Exercise 7.3: Capacitance of concentric squares

1. Modify your code to treat a concentric square boundary, i. e., a square centered inside a bigger square. The potential of the outer square is 10V and the inner square is set at 5V. The lineat dimensions of the two squares are $L_1=5$cm and $L_2=25$cm respectively. Choose a convenient grid. Plot the equipotential lines.

2. A system of two conductors with a charge $Q$ and $-Q$ respectively has a capacitnce $C$ which is defined by the formula:
   
   $$C=\frac{Q}{\Delta V},$$
   
   
   where $\Delta V$ is the potential difference between the two conductors. The charge can be determined by the expression:
   
   $$\sigma = \frac{{\bf E \cdot n}}{\epsilon _0} = \frac{E_n}{\epsilon _0}$$
   
   
   where $\sigma$ is the surface charge density, and $E_n$ is the component of the electric field normal to the surface and can be approximated by
   
   $$E_n = -\frac{\Delta V}{\Delta r},$$
   
   
   where $\Delta V$ is the pottential difference between a boundary cell, and the adjacent interior at a distance $\Delta r$. Use the results of the previous part to calculate $\Delta V$ for each point next to the square surfaces.
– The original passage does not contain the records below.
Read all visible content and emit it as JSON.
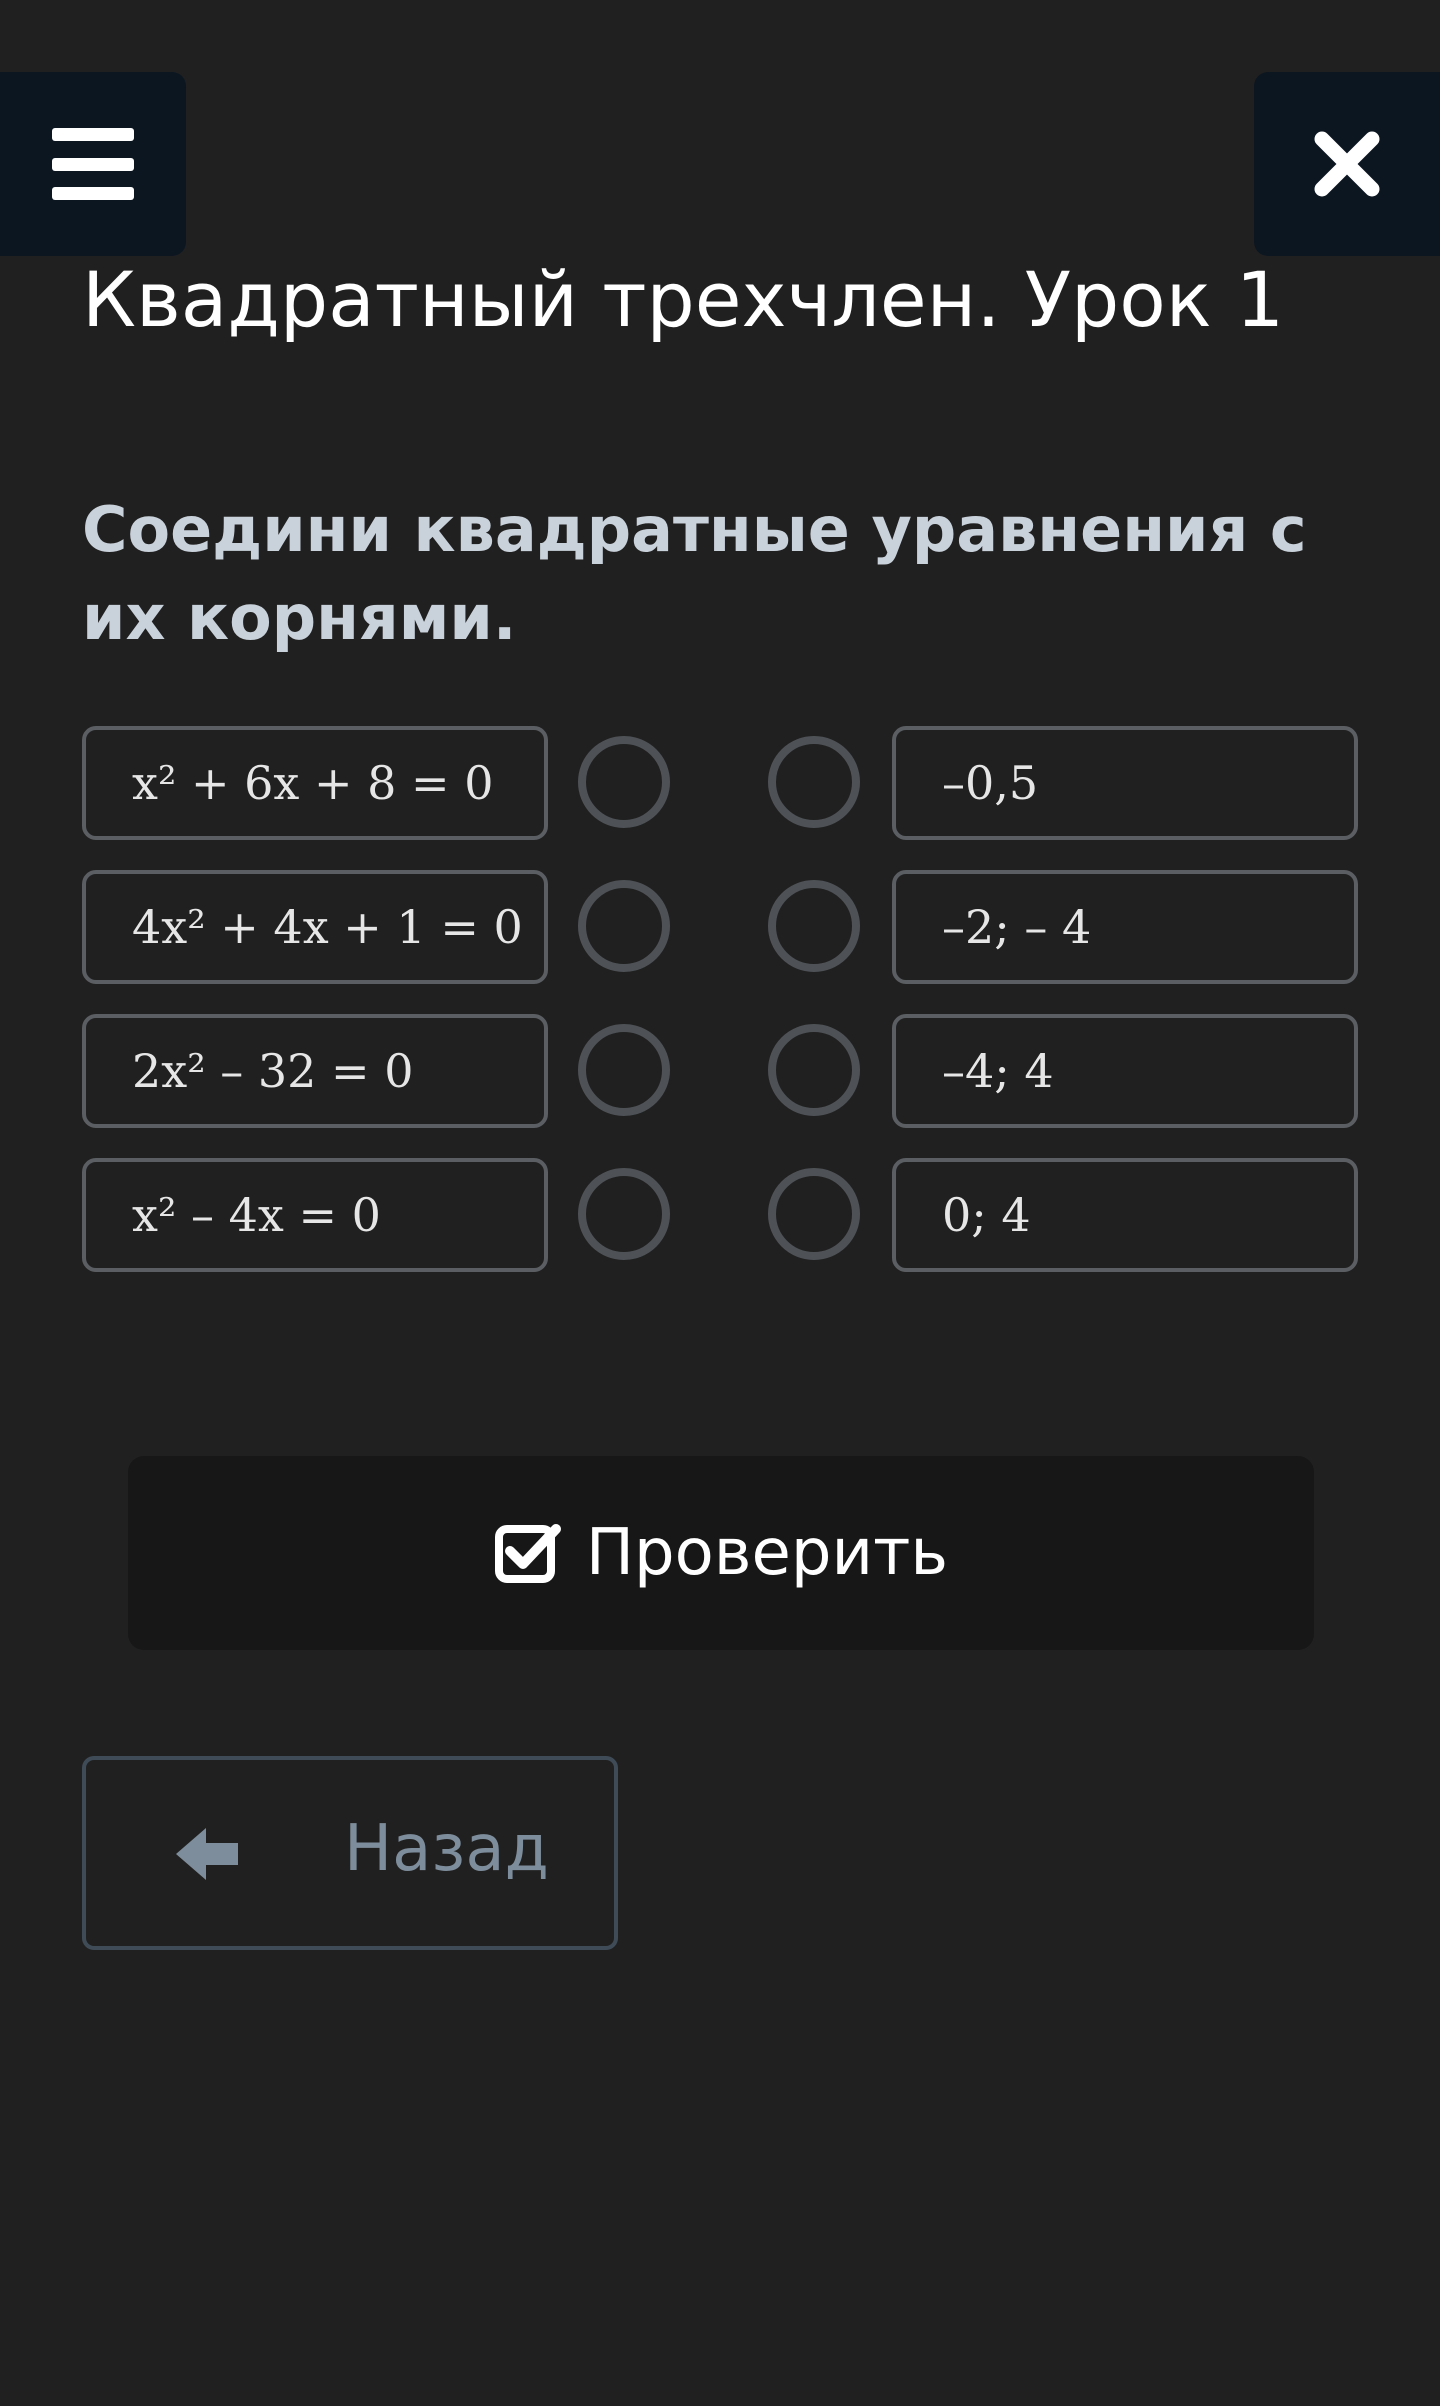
{
  "header": {
    "menu_icon": "hamburger-menu-icon",
    "close_icon": "close-x-icon"
  },
  "lesson": {
    "title": "Квадратный трехчлен. Урок 1",
    "instruction": "Соедини квадратные уравнения с их корнями."
  },
  "equations": [
    "x² + 6x + 8 = 0",
    "4x² + 4x + 1 = 0",
    "2x² – 32 = 0",
    "x² – 4x = 0"
  ],
  "roots": [
    "–0,5",
    "–2; – 4",
    "–4; 4",
    "0; 4"
  ],
  "buttons": {
    "check_label": "Проверить",
    "check_icon": "checkbox-checked-icon",
    "back_label": "Назад",
    "back_icon": "arrow-left-icon"
  },
  "colors": {
    "background": "#202020",
    "header_button": "#0c1620",
    "instruction": "#c9d1da",
    "box_border": "#5b5e62",
    "back_text": "#7e8d9b"
  }
}
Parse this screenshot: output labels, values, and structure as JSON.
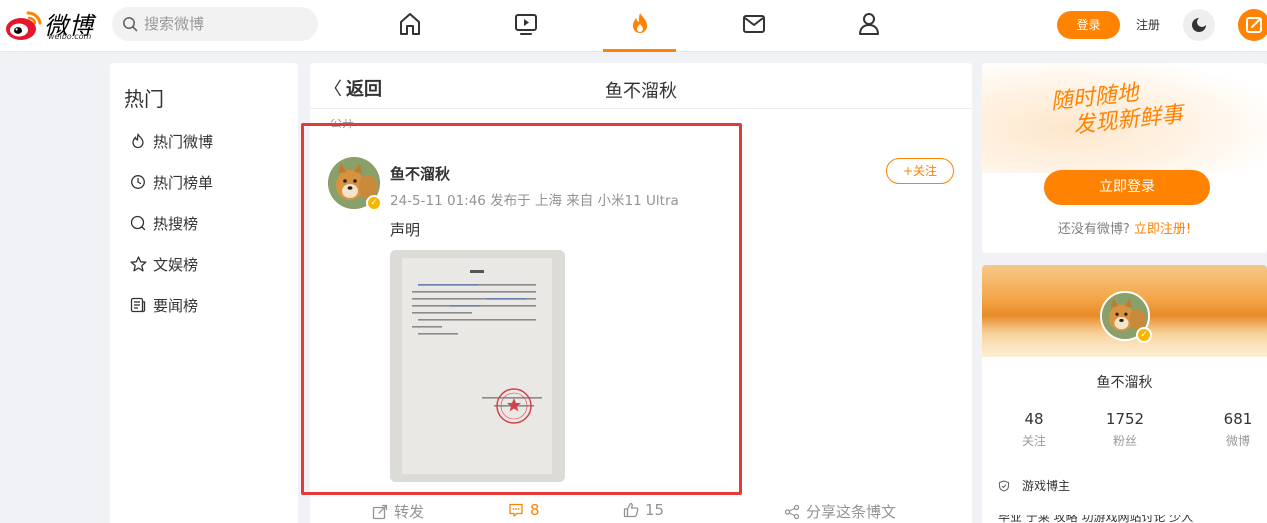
{
  "header": {
    "logo_text": "微博",
    "logo_sub": "weibo.com",
    "search_placeholder": "搜索微博",
    "nav_icons": [
      "home-icon",
      "video-icon",
      "hot-icon",
      "mail-icon",
      "user-icon"
    ],
    "active_nav": "hot",
    "login_label": "登录",
    "register_label": "注册"
  },
  "sidebar": {
    "title": "热门",
    "items": [
      {
        "label": "热门微博",
        "icon": "flame-icon"
      },
      {
        "label": "热门榜单",
        "icon": "clock-icon"
      },
      {
        "label": "热搜榜",
        "icon": "search-icon"
      },
      {
        "label": "文娱榜",
        "icon": "star-icon"
      },
      {
        "label": "要闻榜",
        "icon": "news-icon"
      }
    ]
  },
  "main": {
    "back_label": "返回",
    "title": "鱼不溜秋",
    "visibility": "公开",
    "post": {
      "author": "鱼不溜秋",
      "meta": "24-5-11 01:46 发布于 上海 来自 小米11 Ultra",
      "follow_label": "+关注",
      "text": "声明",
      "image_alt": "声明"
    },
    "actions": {
      "repost": "转发",
      "comments": "8",
      "likes": "15",
      "share": "分享这条博文"
    }
  },
  "right": {
    "slogan_line1": "随时随地",
    "slogan_line2": "发现新鲜事",
    "login_button": "立即登录",
    "note_prefix": "还没有微博?",
    "note_link": "立即注册!",
    "profile": {
      "name": "鱼不溜秋",
      "stats": [
        {
          "num": "48",
          "label": "关注"
        },
        {
          "num": "1752",
          "label": "粉丝"
        },
        {
          "num": "681",
          "label": "微博"
        }
      ],
      "tag": "游戏博主",
      "line2": "毕业 宁莱 攻略 功游戏网站讨论 少人"
    }
  },
  "colors": {
    "accent": "#ff8200",
    "highlight_box": "#e53838"
  }
}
Use this information to obtain an estimate of $E_n$ for the two surfaces, and teh charge per unit of length on each electrode. are the two charges equal and opposite in sign? Calculate the capacitance in Farads.

3. Move the inner square 1cm off center and repeat the calculations of parts 1. and 2. How do the equipotential surfaces change? Is there any qualitative difference if we set the center conductor potential to -5V instead of +5V?